Su salida se produce poco después de que Malba anunciara la adquisición de la Colección Daros Latinamerica, compuesta por más de 1,200 obras que han duplicado la colección del museo. Esta compra representa un hito en la historia de la institución e inicia una ambiciosa transformación operativa, arquitectónica y curatoriales.
El museo ha declarado que la incorporación de la colección Daros ha llevado a un cambio sustancial en las prioridades institucionales, señalando la necesidad de una nueva fase que apoye su crecimiento y futuro. Este reestructuración incluye la creación de una nueva posición de director ejecutivo, responsable de la gestión operativa y del planeamiento estratégico, aunque aún no se ha anunciado un reemplazo para Moura, quien se ha convertido en una figura importante en el desarrollo artístico de Malba.
Mientras que otros grandes museos de América Latina cuentan con liderazgo curatoriales y ejecutivos distintos, la figura de un director ejecutivo formal es poco común en la región. Esta decisión de Malba introduce una estructura de gobernanza más corporativa, alineada con modelos de instituciones más grandes a nivel internacional.
Moura compartió su perspectiva en una entrevista reciente, destacando el impacto transformador de la adquisición: “De repente, parece que estoy a cargo de un museo diferente.
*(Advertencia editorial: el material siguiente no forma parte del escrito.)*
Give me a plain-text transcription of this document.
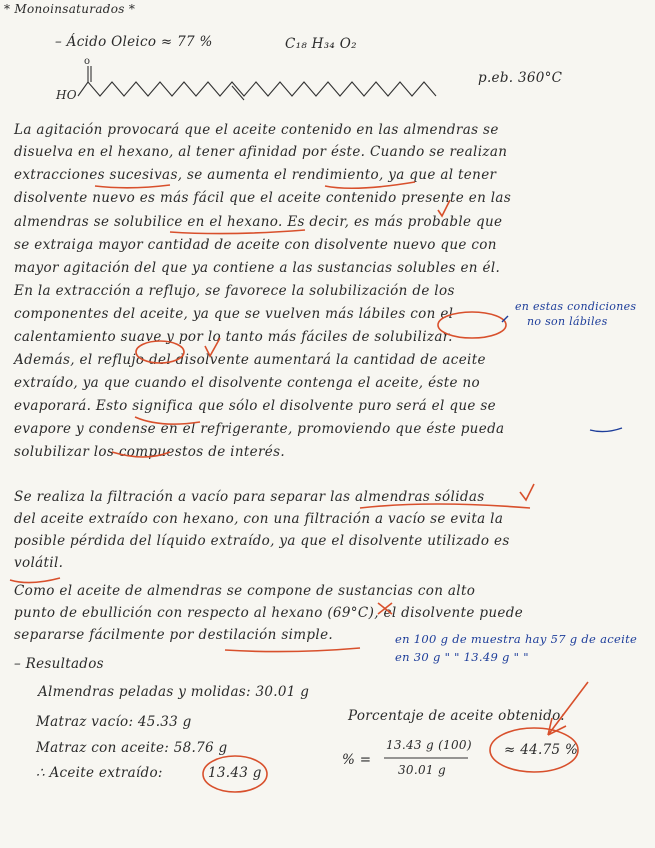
* Monoinsaturados *
– Ácido Oleico ≈ 77 %	C₁₈ H₃₄ O₂
HO
p.eb. 360°C
La agitación provocará que el aceite contenido en las almendras se
disuelva en el hexano, al tener afinidad por éste. Cuando se realizan
extracciones sucesivas, se aumenta el rendimiento, ya que al tener
disolvente nuevo es más fácil que el aceite contenido presente en las
almendras se solubilice en el hexano. Es decir, es más probable que
se extraiga mayor cantidad de aceite con disolvente nuevo que con
mayor agitación del que ya contiene a las sustancias solubles en él.
En la extracción a reflujo, se favorece la solubilización de los
componentes del aceite, ya que se vuelven más lábiles con el
calentamiento suave y por lo tanto más fáciles de solubilizar.
Además, el reflujo del disolvente aumentará la cantidad de aceite
extraído, ya que cuando el disolvente contenga el aceite, éste no
evaporará. Esto significa que sólo el disolvente puro será el que se
evapore y condense en el refrigerante, promoviendo que éste pueda
solubilizar los compuestos de interés.
Se realiza la filtración a vacío para separar las almendras sólidas
del aceite extraído con hexano, con una filtración a vacío se evita la
posible pérdida del líquido extraído, ya que el disolvente utilizado es
volátil.
Como el aceite de almendras se compone de sustancias con alto
punto de ebullición con respecto al hexano (69°C), el disolvente puede
separarse fácilmente por destilación simple.
en estas condiciones
no son lábiles
en 100 g de muestra hay 57 g de aceite
en 30 g " " 13.49 g " "
– Resultados
Almendras peladas y molidas: 30.01 g
Matraz vacío: 45.33 g
Matraz con aceite: 58.76 g
∴ Aceite extraído:	13.43 g
Porcentaje de aceite obtenido:
% =
13.43 g (100)
30.01 g
≈ 44.75 %
o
Esto es espectacular. Cambia todo”. En su despedida, expresó su privilegio de haber trabajado en Malba en este momento histórico, mientras el museo se prepara para celebrar su 25 aniversario, con planes para expandirse a el doble de su capacidad y construir una nueva instalación para almacenamiento de colecciones.
Eduardo F. Costantini, fundador y presidente del museo, elogió las contribuciones de Moura y subrayó la importancia inmediata de la integración de la Colección Daros, que refuerza considerablemente las colecciones contemporáneas del museo. La reciente re-fundación de Malba, según Costantini, requiere una estructura ejecutiva ampliada para adecuarse a esta nueva escala institucional.
La preparación para la celebración del 25 aniversario también incluye la programación de exposiciones para 2026, donde Moura continuará participando como curador o coordinador curatorial en varios proyectos clave, a pesar de que su partida haya tomado por sorpresa a muchos.
Moura, que anteriormente fue curador jefe en El Museo del Barrio en Nueva York y tuvo roles destacados en el Museu de Arte de São Paulo y en el Instituto Inhotim, ha dejado una huella significativa en Malba, fundada en 2001 como la principal institución privada dedicada al arte moderno y contemporáneo en la región. Su colección alberga obras de inestimable valor en el mercado del arte latinoamericano, incluyendo piezas emblemáticas de Frida Kahlo y Leonora Carrington.
La evolución de Malba y la transición de su liderazgo reflejan un momento decisivo que podría establecer un nuevo paradigma para las instituciones culturales en América Latina. La comunidad del arte espera con interés los próximos capítulos en la historia de este destacado museo.